Applications which attempt to make OpenGL calls in the background are terminated by the iOS."

Since GPU mode could also probably rely on OpenGLES, the issue may occur when AIR reactivates some rendering process? Well, I'm only speculating here, as only Adobe could tell...


Hey Frederic, can you share the scrolling class for iOS?  I would like to add the ability to add scrol instances to scroll sprites or MC's. 

Cheers

Adobe Employee
April 17, 2013

Hi,

Thank you for your bug report. Could you please open a new bug at bugbase.adobe.com, please include all information needed like OS version, SDK used, sample application. This would help us to investigate the problem. Once added, please post back with the bug URL so that others affected can add their comments and votes.

Regards,

Nimit

Frédéric C.
Inspiring
April 17, 2013

Hi,

I opened a bug report here: https://bugbase.adobe.com/index.cfm?event=bug&id=3543703

I hope a solution will be found.

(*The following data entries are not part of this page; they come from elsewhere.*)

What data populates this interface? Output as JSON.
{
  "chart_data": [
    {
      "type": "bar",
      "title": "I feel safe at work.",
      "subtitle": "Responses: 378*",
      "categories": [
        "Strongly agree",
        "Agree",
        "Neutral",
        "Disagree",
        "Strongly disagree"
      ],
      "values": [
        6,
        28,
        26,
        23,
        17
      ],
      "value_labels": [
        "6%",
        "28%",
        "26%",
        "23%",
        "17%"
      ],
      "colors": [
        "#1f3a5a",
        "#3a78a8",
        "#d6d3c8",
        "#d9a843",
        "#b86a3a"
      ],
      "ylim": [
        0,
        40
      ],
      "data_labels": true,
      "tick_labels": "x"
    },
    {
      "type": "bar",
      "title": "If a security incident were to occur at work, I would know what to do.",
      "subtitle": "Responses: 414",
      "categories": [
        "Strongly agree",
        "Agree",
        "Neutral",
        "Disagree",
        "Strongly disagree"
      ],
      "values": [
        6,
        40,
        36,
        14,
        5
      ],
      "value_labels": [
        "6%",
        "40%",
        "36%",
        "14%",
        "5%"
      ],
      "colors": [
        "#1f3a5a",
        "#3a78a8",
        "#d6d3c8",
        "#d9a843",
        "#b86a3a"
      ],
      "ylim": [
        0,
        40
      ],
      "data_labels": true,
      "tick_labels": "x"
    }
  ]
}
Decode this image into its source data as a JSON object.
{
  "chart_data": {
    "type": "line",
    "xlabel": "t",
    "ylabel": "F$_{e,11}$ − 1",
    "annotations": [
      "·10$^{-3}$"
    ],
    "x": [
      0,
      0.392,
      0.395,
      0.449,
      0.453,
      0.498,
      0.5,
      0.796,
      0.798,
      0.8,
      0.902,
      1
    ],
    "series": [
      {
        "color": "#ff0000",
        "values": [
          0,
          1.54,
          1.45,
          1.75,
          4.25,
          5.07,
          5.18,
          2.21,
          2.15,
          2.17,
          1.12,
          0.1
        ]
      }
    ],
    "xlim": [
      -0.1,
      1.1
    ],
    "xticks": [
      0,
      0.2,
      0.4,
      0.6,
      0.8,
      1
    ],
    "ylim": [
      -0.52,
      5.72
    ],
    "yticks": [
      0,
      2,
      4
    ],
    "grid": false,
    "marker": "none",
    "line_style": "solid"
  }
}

Thank you!

Inspiring
April 19, 2013

I have been struggling with this issue in my AIR apps for 2 years now. I stumbled across a strange fix by accident.

I implemented a simple monitoring script to check for some memory leaks.  For some reason this tool when running eliminates this strange problem. At first I thought it was because this tool obviously has some sort of running process thats constantly measuring available memory, etc. This isnt the case though. I've tried many other memory monitoring tools and they dont fix the issue.

Download this .as file

http://mrdoob.googlecode.com/svn/trunk/libs/net/hires/debug/Stats.as

import net.hires.debug.Stats;

addChildAt( new Stats(),0 );   // Add to the background so it isn't visible.

I can confirm that adding this in the background does not give a performance hit to your app.